In the past few years, Van Luven has focused her energy on a broad-based redesign of her department, creating centers of excellence, a four-tiered approach that includes talent acquisition and workforce planning, employee benefits and wellness, compensation, and employee engagement, which covers everything from emergency-room strategy and design to disciplinary and termination counseling.
Feedback from the employee survey revealed a host of frustrations, including multiple phone numbers to reach HR staff, a convoluted phone tree, and leaving voice messages for the wrong person. “The system was confusing, and people were frustrated,” says Van Luven. “They wanted one phone number to call and a response from a warm body.”
Rolled out in 2006, the HR customer-service center now runs like a small, sophisticated call center. Staffed during regular business hours by six full-time employees, all with bachelor’s degrees and trained in core areas related to human resources, the department fields questions on benefits, wellness, continuing education, compensation, labor issues, and more. Employees can access HR online at any time of day to hear recorded information about the most commonly asked questions and where to find additional help. The department tracks length of calls, time to resolution, and the category and volume of questions. If a lot of questions come in for a specific topic, a new module is added to the online system, and call center staff receive training in that area. For instance, the call center recently started handling employee questions regarding payroll and reimbursing business expenses. Christiana Care also recently introduced a new payroll system, WorkDESK, simultaneously streamlining job codes and eliminating inefficiencies.
Looking at where health care is heading, Van Luven says it’s important to consider how HR will strategically support the organization. This means finding better ways to use current employees and acquire new ones. “How many people do we need, where do we need them, and what skills should they have?” These are questions Van Luven knows to pose. “We changed our model to operate in a strategic consulting capacity. We are now looking at recruiting and talent acquisition to support expansion.”
Christiana Care recently built an emergency clinic adjacent to another hospital system’s rehabilitation hospital. In staffing the new facility, Van Luven must consider that the rehab hospital may try to poach her physical therapists and rehabilitative nurses, and find ways to become the employer of choice for the region. “We are becoming strategic problem solvers and moving beyond day-to-day operations to create a workforce strategy,” she says.
Keeping in mind the nationwide nursing shorting from a decade or so ago, Van Luven is focused on employee retention. Christiana Care has magnet status, an award given by the American Nurses’ Credentialing Center (an affiliate of the American Nurses Association) to hospitals that satisfy a set of criteria designed to measure the strength and quality of their nursing. While magnet status helps attract qualified staff, keeping up with the standards required to maintain this status is challenging.
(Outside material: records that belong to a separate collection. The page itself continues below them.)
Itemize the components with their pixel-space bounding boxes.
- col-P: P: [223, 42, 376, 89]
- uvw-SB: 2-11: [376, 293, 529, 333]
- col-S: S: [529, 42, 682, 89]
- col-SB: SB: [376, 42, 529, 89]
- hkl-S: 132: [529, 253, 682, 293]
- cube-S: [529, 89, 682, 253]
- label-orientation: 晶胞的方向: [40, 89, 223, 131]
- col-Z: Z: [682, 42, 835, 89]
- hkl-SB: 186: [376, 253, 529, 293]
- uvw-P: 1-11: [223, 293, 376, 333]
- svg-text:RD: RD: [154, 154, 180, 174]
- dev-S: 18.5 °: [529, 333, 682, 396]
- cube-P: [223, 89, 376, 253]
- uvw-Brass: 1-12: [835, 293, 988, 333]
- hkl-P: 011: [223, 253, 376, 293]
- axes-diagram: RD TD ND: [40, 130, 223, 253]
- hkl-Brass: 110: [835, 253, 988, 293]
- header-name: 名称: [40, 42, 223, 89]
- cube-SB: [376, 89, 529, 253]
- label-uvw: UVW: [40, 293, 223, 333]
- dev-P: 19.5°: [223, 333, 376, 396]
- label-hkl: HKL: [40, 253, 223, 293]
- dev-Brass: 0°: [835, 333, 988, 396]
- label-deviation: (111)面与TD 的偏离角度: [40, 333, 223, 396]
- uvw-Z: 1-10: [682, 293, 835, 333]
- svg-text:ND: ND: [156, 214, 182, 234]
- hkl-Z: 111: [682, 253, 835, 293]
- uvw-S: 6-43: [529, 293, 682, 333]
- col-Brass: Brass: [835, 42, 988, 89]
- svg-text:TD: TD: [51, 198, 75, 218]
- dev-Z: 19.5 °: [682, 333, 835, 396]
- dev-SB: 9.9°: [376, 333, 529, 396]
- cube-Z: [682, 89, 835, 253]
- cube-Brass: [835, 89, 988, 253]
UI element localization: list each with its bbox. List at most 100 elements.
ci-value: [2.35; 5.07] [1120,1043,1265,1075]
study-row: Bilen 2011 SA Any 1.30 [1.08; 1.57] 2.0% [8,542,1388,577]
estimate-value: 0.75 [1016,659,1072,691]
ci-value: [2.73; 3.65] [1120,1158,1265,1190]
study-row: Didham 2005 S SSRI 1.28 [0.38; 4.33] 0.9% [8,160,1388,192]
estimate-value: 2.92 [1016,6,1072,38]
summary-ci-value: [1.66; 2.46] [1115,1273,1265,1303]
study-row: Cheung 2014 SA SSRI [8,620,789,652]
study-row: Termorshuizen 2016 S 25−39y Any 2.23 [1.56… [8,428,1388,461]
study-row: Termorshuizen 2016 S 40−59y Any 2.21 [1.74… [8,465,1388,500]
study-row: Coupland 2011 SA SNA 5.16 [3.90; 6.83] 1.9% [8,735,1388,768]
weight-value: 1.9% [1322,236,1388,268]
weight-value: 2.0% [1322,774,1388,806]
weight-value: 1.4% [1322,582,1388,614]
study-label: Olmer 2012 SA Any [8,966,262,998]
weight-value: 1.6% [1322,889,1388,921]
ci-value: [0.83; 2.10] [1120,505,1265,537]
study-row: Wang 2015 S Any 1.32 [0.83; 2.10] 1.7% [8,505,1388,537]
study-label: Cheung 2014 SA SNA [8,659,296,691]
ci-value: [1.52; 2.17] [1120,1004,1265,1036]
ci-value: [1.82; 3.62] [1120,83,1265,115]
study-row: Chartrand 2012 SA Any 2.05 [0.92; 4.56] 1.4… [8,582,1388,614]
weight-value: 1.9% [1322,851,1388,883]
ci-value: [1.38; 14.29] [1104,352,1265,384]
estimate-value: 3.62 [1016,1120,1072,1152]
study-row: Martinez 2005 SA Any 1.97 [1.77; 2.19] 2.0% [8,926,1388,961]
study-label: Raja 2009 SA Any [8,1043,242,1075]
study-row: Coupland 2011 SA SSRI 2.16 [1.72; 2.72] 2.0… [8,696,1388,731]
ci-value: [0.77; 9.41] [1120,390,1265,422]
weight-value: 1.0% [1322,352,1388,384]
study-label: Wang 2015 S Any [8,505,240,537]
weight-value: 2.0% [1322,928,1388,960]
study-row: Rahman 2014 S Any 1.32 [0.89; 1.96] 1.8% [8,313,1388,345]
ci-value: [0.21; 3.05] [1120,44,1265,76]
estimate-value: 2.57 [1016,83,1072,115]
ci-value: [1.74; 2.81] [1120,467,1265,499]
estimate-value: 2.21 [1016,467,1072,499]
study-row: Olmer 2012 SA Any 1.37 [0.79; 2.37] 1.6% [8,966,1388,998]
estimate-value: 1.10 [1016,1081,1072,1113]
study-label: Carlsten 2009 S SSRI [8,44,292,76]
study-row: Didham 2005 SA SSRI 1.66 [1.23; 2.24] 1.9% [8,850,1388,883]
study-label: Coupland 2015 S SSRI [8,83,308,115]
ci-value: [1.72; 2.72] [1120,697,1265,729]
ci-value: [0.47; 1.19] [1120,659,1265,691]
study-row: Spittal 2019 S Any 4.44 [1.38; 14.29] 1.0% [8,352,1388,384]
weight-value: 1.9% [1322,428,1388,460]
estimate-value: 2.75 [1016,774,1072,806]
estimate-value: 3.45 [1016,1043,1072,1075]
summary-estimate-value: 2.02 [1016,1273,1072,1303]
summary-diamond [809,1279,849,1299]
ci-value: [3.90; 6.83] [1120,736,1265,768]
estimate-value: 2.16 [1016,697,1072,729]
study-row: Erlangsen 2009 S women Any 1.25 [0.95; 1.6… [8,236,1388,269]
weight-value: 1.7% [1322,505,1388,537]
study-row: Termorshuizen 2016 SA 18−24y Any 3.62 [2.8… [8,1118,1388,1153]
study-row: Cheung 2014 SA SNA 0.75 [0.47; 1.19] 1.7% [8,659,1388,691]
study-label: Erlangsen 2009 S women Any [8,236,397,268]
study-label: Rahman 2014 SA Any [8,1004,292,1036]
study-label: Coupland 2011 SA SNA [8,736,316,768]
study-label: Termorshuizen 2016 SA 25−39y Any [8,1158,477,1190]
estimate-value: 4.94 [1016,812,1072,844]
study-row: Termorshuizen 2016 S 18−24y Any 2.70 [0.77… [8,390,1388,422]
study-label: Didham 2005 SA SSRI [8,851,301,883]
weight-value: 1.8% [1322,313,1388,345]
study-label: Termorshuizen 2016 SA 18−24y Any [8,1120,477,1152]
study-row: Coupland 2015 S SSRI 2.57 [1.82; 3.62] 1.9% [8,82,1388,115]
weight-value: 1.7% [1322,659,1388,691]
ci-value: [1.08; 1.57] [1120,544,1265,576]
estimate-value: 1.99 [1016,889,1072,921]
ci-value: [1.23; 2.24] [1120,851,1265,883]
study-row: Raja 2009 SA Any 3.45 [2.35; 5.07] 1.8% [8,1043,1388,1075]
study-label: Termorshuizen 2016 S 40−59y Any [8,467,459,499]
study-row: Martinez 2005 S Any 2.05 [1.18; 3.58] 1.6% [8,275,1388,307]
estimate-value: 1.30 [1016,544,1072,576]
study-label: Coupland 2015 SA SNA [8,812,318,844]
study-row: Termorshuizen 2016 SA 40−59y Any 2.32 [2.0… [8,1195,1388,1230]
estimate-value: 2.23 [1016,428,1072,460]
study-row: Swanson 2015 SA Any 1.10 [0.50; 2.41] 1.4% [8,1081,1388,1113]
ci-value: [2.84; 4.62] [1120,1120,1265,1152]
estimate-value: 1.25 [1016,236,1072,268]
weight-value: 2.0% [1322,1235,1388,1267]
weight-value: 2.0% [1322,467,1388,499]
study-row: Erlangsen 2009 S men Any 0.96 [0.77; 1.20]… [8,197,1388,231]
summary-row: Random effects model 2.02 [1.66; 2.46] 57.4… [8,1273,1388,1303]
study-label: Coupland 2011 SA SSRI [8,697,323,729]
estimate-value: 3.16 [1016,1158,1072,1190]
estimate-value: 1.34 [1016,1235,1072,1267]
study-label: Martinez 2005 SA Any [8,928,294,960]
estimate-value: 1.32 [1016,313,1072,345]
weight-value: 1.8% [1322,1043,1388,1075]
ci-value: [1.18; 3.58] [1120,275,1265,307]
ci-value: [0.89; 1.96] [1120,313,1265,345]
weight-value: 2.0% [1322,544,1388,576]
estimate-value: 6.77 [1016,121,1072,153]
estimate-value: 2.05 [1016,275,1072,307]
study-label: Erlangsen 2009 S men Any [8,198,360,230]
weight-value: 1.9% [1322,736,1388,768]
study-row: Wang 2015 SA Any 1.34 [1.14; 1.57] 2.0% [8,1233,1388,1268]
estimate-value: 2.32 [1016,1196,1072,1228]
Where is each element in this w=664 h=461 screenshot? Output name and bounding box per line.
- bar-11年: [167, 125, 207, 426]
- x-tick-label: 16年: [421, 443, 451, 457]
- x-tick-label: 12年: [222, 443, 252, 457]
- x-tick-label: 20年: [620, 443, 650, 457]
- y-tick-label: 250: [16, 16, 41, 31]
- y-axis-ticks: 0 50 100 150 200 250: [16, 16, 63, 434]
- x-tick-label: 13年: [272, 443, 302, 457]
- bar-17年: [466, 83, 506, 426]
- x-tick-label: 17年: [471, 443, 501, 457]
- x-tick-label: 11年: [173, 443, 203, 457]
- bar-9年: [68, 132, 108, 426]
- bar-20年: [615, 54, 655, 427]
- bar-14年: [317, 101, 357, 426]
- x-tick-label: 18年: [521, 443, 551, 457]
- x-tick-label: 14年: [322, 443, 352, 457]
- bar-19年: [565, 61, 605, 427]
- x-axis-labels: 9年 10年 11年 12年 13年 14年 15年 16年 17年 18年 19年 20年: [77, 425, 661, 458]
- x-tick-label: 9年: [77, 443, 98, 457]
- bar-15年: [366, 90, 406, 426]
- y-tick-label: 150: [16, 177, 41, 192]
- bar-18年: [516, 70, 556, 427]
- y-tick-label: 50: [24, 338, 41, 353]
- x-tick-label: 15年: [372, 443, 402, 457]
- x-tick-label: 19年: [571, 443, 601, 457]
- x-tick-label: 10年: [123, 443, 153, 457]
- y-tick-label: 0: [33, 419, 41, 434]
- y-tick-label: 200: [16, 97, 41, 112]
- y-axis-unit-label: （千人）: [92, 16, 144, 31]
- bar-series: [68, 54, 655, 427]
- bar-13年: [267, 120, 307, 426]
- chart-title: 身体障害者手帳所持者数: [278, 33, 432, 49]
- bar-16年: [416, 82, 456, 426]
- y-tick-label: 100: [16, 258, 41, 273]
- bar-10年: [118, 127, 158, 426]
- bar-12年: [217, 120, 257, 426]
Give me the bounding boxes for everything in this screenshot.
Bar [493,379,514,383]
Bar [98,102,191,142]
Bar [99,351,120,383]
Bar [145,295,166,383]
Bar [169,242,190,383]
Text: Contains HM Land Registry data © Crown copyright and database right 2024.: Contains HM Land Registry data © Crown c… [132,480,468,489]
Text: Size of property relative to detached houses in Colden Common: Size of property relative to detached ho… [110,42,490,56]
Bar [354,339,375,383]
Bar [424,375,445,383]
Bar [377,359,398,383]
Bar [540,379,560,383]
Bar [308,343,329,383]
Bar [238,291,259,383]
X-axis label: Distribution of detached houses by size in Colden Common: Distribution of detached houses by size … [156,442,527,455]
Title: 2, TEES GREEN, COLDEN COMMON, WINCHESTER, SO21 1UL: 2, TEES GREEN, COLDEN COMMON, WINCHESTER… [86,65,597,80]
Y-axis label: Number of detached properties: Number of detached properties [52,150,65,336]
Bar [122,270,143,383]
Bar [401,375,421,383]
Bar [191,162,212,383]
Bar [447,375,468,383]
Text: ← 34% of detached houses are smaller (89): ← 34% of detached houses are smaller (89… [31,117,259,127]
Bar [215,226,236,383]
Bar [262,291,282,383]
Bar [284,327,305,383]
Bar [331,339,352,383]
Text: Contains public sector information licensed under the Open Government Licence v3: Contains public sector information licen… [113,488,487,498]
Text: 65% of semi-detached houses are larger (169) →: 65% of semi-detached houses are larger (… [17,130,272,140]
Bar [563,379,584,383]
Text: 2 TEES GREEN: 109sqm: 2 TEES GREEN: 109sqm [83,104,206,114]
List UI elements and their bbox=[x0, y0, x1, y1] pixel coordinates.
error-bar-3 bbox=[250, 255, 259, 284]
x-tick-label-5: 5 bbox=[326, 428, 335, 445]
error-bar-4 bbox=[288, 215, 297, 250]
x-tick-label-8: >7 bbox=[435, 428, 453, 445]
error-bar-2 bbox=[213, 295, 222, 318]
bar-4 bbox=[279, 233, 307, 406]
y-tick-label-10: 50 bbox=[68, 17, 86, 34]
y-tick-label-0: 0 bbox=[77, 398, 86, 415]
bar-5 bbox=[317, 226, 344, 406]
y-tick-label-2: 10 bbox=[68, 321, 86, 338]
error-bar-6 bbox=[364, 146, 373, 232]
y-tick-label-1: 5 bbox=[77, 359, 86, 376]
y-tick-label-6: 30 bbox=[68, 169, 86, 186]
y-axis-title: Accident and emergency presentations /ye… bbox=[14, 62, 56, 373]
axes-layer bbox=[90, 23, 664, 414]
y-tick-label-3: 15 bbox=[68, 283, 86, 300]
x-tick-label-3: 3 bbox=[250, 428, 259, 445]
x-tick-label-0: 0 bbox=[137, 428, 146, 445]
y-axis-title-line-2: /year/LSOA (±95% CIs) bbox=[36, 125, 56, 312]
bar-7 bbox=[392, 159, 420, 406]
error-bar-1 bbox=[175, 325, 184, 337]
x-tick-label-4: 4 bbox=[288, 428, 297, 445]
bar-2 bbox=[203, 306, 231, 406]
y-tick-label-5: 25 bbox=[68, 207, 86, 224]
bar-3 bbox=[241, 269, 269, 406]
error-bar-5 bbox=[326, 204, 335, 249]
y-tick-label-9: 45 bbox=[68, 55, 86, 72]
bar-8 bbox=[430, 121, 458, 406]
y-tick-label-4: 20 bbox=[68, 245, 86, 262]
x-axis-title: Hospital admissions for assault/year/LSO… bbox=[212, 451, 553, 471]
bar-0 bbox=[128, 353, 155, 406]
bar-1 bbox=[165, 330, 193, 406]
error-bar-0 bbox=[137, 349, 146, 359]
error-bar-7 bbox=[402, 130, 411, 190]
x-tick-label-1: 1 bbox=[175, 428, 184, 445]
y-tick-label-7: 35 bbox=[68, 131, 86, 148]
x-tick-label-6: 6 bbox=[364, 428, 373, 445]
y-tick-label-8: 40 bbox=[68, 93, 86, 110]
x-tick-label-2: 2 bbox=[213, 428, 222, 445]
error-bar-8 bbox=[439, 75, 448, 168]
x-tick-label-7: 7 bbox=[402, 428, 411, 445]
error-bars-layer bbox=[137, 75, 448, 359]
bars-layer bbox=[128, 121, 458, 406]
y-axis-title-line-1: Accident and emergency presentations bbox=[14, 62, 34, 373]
For instance, magnet regulations require 80 percent of nursing staff to have bachelor’s degrees, raising the question of whether to recruit or train qualified employees. “If there are not enough nurses in the pipeline with bachelor’s degrees, what will we do?” Van Luven asks. “We need to think about that before it’s a problem.” The solution may be working collaboratively with outside organizations that train nurses, either to recruit new staff or provide tuition assistance for current employees to advance their education.
Now, Van Luven is focused on keeping Christiana Care Health System on track to meet the challenges of health-care reform from an HR perspective, as well as maintaining a corporate culture with employee customer service at the forefront. “In the past, HR has been mostly about paper-pushing,” she says. “We were the panty-hose police. I want to be at the table working on real stuff, not administrative problems and dress codes.”